Discussing the editor's contributions would "complicate the equation,"
he claims.
"Also, revealing the complete process is sort of like saying, `Pay no mind to the man behind the curtain,' and lifting that veil that opens up a huge amount of questions and thoughts," Tellefsen continues. "The complexities are endless." The auteur theory surrounding the director "had its place in cinema history," he adds. "It's just different now." Which is not to say that editors went unrecognized by producers and studio executives in the past, he is quick to acknowledge. Indeed, Billy Wilder's editor Doane Harrison became a producer, Barbara McLean always had the ear of Darryl F. Zanuck, and Margaret Booth was a trusted advisor to Louis B. Mayer.
Tellefsen attracted scrutiny by the film students in the audiences at the Two Boots Pioneer Theater after the Edge Codes.com screening because of the cult film he edited, Gummo. "The main question seemed to be the difference between cutting on film and digital," the editor explains, laughingly positing that the question arose because the young film students "never touched film and were very curious. "Andy [Mondshein] and I had both cut quite a bit on film—Andy even more than I.
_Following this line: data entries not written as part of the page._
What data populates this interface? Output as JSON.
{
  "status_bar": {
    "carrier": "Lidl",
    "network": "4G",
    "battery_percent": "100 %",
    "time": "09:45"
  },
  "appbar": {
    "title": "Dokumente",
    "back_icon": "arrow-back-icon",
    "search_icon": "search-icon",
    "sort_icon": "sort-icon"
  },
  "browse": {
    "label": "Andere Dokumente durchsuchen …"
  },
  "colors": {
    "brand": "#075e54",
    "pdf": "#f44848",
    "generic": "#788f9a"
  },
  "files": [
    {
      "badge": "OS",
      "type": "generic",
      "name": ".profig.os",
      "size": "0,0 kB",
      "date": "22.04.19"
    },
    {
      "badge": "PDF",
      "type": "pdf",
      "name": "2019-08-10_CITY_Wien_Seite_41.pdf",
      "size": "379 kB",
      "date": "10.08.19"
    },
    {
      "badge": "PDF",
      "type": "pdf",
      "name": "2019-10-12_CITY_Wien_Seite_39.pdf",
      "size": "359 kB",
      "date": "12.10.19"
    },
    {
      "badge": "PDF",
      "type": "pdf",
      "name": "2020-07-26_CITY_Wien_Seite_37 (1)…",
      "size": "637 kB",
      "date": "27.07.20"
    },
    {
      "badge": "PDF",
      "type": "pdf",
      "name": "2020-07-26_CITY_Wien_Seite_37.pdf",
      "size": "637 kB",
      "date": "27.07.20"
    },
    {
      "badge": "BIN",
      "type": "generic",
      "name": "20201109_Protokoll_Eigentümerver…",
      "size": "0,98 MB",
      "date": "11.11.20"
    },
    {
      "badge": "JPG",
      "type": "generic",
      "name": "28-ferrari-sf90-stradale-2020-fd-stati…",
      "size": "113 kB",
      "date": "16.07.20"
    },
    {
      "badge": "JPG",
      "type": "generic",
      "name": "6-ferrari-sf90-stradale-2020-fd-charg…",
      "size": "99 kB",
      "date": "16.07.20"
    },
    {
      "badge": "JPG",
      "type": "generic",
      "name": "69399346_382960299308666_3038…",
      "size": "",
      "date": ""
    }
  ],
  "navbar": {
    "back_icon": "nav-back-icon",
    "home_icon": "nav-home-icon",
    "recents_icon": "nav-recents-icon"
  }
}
"My first nine films were cut on film, and then, Flirting with Disaster in 1995 was the first film I cut digitally on an Avid," he continues. With digital, Tellefesen appreciates "the fluidity and being able to do versions of things without having to reconstruct after you construct something on film. "But I loved cutting on film," he confesses. "Interestingly, the length of time it takes to do a film from beginning to end has not changed all that much as a result of digital technology--the technology condenses time to a degree, but it increases the amount of experimentation."